= Equator Prize =

Grant awarded for sustainable use of biodiversity

The Equator Prize, organized by the Equator Initiative within the United Nations Development Programme, is awarded biennially to recognize community efforts to reduce poverty through the conservation and sustainable use of biodiversity.

== 2015 awards ==

The Equator Prize 2015 was awarded on 7 December to 21 local and indigenous community initiatives. Each winning initiative received US$10,000 was supported to participate in a series of special events at the UN Climate Change Conference in Paris, France in December 2015.

==2019 award==
The prize winners in 2019 included the Millet Network of India who sent their representative to collect the award. This group of women farmers are demonstrating how millet can be grown organically with less need for water or specialist fertilisers.

== Criteria ==

Equator Prize winners are selected based on the following criteria:

- Impact: Initiatives that reduce poverty through the conservation and sustainable use of biodiversity, or through equitable benefit sharing from the use of genetic resources.
- Partnerships: Initiatives that adopt a partnership approach by linking activities with non-governmental organizations, community-based organizations, the private sector, governments, research and/or academic institutions, and public or private foundations.
- Sustainability: Initiatives that demonstrate at least three years of successful and lasting changes in local socio-economic conditions and have positive impacts on biodiversity.
- Innovation and Transferability: Initiatives that demonstrate new and adaptable approaches that overcome prevailing constraints and offer knowledge, experience and lessons of relevance to other communities.
- Leadership and Community Empowerment: Initiatives that demonstrate leadership that inspires action and change consistent with the vision of the Equator Initiative, including policy and/or institutional change and the empowerment of local people, especially marginalized groups.
- Gender Equality and Social Inclusion: Initiatives that incorporate social and cultural diversity and promote gender equality.
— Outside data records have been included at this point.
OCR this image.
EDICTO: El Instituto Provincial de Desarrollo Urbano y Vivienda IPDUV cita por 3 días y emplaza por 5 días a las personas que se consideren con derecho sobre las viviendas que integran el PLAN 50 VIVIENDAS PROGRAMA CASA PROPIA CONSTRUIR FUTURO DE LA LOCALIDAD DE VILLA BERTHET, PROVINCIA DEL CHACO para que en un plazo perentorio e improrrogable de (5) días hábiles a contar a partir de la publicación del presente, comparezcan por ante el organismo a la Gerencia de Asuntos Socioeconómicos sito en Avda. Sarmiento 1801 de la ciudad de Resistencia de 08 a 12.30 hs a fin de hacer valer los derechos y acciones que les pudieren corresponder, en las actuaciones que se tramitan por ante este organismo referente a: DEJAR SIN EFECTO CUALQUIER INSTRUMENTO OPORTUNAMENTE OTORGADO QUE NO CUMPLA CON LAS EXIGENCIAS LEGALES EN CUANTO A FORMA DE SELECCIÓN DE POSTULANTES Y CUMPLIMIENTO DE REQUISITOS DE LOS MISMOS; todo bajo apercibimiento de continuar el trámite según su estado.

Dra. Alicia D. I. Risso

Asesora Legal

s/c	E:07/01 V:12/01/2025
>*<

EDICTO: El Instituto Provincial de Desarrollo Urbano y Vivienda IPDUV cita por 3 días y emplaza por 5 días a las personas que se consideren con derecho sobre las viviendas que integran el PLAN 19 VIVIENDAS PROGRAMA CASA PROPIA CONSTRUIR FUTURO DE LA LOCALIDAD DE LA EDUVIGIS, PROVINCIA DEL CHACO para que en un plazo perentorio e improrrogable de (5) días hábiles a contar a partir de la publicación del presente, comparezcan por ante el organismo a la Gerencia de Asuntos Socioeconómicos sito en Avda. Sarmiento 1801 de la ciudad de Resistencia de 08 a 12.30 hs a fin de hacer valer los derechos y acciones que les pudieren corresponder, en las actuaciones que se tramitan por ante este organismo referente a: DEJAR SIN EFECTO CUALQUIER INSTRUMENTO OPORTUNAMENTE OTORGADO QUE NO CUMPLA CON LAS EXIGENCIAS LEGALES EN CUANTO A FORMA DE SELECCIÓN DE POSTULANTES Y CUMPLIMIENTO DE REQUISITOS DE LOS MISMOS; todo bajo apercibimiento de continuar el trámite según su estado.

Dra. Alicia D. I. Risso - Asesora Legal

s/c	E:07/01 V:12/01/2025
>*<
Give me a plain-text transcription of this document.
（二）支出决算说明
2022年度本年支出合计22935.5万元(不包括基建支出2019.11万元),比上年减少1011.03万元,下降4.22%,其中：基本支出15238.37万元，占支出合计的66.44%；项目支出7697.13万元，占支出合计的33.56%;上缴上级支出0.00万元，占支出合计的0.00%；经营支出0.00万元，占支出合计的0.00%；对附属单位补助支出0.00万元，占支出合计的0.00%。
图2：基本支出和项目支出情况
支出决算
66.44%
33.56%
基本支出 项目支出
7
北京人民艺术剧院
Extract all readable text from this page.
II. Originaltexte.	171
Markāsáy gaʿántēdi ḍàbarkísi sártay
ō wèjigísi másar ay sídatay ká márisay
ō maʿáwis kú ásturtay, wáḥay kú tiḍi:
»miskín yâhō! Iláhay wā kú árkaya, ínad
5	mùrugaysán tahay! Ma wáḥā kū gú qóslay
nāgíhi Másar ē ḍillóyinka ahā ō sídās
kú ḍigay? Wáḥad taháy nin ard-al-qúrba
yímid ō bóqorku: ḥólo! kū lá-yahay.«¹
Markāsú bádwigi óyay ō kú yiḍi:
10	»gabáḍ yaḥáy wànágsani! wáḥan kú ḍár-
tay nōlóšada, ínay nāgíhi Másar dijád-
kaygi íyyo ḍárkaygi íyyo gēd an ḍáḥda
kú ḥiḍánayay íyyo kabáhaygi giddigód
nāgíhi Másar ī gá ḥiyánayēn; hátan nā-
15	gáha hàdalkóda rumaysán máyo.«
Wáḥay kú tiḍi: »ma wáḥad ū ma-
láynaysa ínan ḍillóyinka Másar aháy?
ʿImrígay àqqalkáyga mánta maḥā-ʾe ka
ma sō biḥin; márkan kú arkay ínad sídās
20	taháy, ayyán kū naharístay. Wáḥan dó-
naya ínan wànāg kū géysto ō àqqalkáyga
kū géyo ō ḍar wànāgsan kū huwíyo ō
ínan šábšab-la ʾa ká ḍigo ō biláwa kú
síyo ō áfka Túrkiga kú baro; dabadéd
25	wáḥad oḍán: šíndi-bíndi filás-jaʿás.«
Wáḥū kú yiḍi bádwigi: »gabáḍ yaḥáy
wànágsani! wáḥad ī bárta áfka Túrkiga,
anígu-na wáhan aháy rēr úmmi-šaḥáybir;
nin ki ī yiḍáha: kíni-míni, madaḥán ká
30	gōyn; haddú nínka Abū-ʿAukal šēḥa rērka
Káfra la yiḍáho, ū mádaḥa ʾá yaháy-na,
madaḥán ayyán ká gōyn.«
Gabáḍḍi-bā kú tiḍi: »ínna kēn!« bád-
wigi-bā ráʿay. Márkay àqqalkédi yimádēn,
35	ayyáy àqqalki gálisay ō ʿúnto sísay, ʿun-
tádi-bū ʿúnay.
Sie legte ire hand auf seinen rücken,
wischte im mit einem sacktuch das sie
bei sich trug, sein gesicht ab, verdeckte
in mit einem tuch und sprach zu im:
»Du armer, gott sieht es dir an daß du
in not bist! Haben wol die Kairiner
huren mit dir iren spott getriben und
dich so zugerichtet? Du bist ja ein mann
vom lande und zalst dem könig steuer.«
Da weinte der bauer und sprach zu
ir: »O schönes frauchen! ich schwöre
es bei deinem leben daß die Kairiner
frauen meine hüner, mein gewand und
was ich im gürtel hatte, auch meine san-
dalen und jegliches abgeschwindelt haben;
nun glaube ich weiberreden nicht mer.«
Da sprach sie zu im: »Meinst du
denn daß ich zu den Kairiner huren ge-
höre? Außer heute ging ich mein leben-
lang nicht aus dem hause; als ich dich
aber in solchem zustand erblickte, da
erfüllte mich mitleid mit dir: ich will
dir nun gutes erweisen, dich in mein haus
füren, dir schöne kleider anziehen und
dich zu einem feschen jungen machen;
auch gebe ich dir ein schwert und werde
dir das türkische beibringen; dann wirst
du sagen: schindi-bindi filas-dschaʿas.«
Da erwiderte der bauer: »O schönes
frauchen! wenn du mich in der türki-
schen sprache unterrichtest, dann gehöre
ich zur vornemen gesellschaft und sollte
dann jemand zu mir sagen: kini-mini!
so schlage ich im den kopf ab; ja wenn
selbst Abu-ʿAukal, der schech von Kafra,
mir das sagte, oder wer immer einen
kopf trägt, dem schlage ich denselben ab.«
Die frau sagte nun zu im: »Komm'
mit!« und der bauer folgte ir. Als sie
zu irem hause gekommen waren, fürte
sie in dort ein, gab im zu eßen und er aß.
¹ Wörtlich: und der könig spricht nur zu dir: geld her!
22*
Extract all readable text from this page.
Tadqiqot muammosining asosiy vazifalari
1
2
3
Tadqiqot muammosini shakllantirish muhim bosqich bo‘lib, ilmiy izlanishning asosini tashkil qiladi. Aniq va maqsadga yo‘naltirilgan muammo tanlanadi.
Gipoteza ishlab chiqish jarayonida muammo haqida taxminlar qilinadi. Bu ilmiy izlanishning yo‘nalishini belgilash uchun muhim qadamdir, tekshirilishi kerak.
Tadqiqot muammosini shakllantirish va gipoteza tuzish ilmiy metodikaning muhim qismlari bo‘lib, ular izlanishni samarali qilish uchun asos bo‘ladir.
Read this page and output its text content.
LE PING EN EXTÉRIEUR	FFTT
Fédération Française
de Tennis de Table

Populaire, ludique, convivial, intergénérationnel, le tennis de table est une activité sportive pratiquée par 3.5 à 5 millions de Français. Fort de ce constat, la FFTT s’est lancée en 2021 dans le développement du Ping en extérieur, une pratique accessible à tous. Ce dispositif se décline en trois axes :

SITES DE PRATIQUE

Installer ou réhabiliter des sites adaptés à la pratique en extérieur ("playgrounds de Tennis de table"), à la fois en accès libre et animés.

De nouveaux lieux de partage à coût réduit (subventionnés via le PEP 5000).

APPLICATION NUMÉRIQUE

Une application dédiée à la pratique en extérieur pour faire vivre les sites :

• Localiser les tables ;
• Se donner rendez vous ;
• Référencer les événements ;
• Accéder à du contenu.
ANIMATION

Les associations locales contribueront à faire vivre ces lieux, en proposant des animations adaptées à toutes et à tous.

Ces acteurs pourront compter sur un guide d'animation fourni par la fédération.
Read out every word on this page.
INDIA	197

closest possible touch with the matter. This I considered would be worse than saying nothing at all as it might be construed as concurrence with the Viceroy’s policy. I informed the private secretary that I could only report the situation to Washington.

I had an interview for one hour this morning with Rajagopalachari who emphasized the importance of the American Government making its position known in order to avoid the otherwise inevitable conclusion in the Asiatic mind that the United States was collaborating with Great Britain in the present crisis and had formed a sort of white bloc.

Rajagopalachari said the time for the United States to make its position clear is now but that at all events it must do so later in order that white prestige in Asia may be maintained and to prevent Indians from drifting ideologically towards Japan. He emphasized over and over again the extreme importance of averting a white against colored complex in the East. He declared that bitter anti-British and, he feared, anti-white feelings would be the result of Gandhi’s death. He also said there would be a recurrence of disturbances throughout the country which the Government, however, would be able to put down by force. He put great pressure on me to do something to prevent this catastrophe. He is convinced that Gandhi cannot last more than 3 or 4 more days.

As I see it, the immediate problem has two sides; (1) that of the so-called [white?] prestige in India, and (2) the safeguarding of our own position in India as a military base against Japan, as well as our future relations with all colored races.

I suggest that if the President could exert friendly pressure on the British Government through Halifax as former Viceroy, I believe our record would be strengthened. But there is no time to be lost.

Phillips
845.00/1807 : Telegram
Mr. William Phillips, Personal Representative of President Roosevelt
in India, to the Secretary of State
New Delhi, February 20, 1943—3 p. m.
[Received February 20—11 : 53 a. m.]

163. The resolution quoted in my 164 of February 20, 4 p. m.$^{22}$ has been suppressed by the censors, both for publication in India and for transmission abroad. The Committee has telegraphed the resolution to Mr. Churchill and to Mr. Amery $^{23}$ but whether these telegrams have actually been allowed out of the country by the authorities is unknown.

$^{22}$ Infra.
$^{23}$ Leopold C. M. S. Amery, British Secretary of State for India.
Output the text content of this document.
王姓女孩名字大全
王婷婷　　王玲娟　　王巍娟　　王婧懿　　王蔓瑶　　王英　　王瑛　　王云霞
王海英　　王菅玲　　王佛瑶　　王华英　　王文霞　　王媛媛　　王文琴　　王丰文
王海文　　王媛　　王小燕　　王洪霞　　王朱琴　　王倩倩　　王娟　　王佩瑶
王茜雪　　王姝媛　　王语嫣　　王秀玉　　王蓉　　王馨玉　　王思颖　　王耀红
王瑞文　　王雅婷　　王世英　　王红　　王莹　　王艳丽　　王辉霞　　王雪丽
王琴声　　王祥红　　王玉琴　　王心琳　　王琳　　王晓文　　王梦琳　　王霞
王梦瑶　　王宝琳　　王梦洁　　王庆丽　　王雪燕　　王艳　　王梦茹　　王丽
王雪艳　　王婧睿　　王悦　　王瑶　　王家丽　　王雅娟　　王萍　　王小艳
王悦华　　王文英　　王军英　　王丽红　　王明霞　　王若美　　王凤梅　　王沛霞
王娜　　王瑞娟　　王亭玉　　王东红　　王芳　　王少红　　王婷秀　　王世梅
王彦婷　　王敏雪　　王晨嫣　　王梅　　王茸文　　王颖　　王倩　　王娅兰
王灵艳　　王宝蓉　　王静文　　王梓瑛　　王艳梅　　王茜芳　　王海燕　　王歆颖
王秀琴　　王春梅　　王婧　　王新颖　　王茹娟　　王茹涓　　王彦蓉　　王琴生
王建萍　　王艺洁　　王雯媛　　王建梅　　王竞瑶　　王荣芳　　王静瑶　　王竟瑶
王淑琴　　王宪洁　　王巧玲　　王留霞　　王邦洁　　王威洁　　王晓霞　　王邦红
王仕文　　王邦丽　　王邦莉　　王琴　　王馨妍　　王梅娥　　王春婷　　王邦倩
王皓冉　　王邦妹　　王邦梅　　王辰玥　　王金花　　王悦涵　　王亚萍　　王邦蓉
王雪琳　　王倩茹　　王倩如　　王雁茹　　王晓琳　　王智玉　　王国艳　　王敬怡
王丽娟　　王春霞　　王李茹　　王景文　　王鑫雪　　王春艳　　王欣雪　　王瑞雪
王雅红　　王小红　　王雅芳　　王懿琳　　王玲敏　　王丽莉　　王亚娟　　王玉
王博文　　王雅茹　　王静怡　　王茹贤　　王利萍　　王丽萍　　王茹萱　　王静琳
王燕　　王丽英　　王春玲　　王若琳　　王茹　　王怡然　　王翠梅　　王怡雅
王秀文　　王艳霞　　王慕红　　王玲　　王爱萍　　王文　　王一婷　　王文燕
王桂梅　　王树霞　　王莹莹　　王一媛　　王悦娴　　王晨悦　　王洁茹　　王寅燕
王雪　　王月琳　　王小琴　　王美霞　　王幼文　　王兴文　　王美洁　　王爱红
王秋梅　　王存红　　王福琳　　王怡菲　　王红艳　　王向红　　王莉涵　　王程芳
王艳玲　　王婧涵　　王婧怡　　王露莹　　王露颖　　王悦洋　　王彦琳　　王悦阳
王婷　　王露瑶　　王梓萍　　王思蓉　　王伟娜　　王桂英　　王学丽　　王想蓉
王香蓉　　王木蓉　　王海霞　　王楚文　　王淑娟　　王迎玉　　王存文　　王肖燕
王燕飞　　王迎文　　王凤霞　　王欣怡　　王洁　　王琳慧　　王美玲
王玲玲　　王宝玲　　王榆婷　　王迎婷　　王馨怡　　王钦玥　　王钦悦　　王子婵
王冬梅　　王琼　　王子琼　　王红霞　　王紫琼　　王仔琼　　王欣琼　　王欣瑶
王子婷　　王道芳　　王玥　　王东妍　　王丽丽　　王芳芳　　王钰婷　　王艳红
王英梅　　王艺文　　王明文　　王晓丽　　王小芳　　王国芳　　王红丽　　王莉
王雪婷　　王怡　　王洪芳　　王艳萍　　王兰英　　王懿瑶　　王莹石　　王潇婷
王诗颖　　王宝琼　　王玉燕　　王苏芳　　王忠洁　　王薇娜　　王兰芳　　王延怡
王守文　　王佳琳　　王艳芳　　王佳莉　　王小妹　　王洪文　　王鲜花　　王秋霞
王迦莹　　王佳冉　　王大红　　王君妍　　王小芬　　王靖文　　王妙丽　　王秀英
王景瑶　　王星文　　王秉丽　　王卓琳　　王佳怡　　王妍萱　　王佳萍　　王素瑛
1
== Nominations and eligibility ==

Equator Prize nominations are accepted from three regions of eligibility within the equatorial belt (23.5 degrees north and south of the equator): Asia and the Pacific, Africa, and Latin America and the Caribbean. A Technical Advisory Committee (TAC) selects the twenty-five Equator Prize winners, a pool that is further narrowed to five special recognition communities by a jury of conservation and development professionals. Representatives of winning communities are sometimes sponsored to participate in Equator Initiative “dialogue spaces” and an award ceremony.

In addition to recognition for their work, a monetary award, and an opportunity to shape national and global policy, all nominees are invited to join the Community Knowledge Service (CKS) and are profiled in the Equator Knowledge Zone (EKZ) database of practice.